Dante Wasmuht clicks play on a video of a Great Tinamou, a shy, ground-dwelling bird of Central American forests, and within seconds, a shimmering outline traces the animal’s every movement—frame by frame, with pixel-perfect precision. This is SA-FARI in action, a breakthrough AI system that can detect, name, and track nearly 100 wildlife species in video footage, transforming how conservationists study animals in the wild. Developed by an international consortium led by ConservationX Labs and META, with key contributions from the University of Bristol, SA-FARI builds on META’s advanced Segment Anything Model 3 to deliver unprecedented accuracy in wildlife monitoring. At its core, the technology uses 'masklets'—dynamic outlines that follow individual animals across time—enabling researchers to isolate animals from their backgrounds and unlock detailed behavioral and population insights.

This isn’t just a technical achievement—it’s a practical revolution for conservation. Camera traps generate millions of hours of footage, most of which is reviewed manually, a process that can take researchers months or even years. SA-FARI slashes that time, automating what once required painstaking human effort. The system was trained on over 11,000 wildlife videos from natural habitats, making it one of the most comprehensive datasets of its kind—and it’s freely available to scientists and conservationists worldwide. The work has earned global recognition, with the SA-FARI paper selected as an Award Candidate at the Conference for Computer Vision and Pattern Recognition (CVPR) in Denver, marking the University of Bristol’s second consecutive year receiving this honor in AI for conservation.
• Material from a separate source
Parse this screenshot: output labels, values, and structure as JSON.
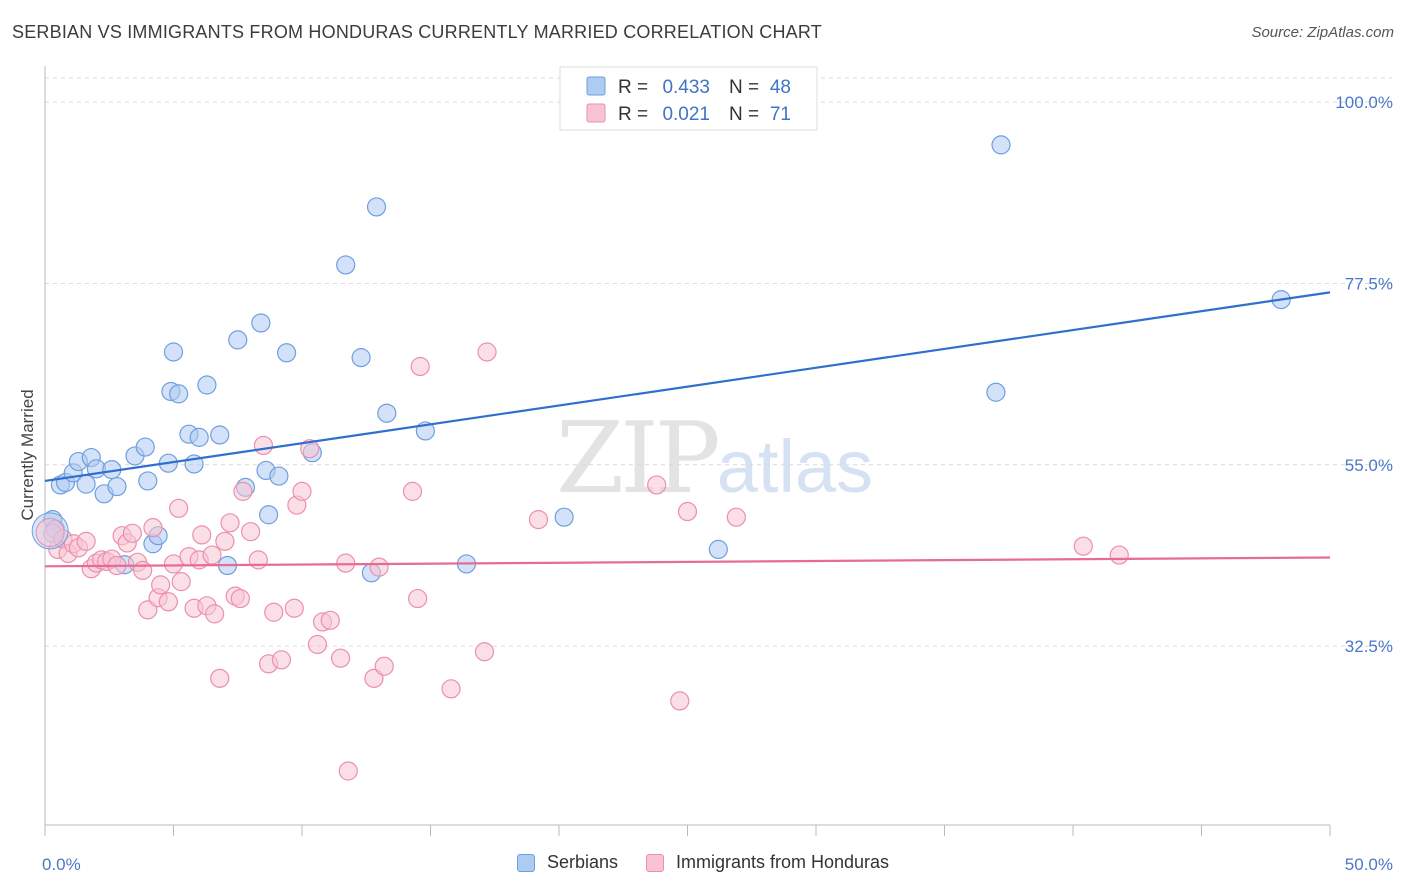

Dr. Otto Brookes of the Bristol team emphasizes the real-world impact: “The ability to locate animals in space and time is incredibly important for wildlife monitoring—it is a prerequisite for many tasks, such as recognizing behavior and distinguishing individuals from one another.” The team, led by Professor Tilo Burghardt, has spent over two decades pioneering AI applications in animal biometrics, positioning Bristol as a global leader in this emerging field. Collaborators span institutions from the Max Planck Institute to Osa Conservation, reflecting the project’s truly interdisciplinary reach. Looking ahead, the platform could be expanded to track animal body pose, depth, and even generate natural language descriptions—opening new doors for ecological research.

As climate change and habitat loss accelerate, tools like SA-FARI offer more than efficiency—they offer hope. By turning raw footage into actionable data at scale, this technology empowers conservationists to respond faster, smarter, and with greater precision. In the quiet tracking of a single tinamou, there’s a vision of a future where AI doesn’t replace human care, but amplifies it.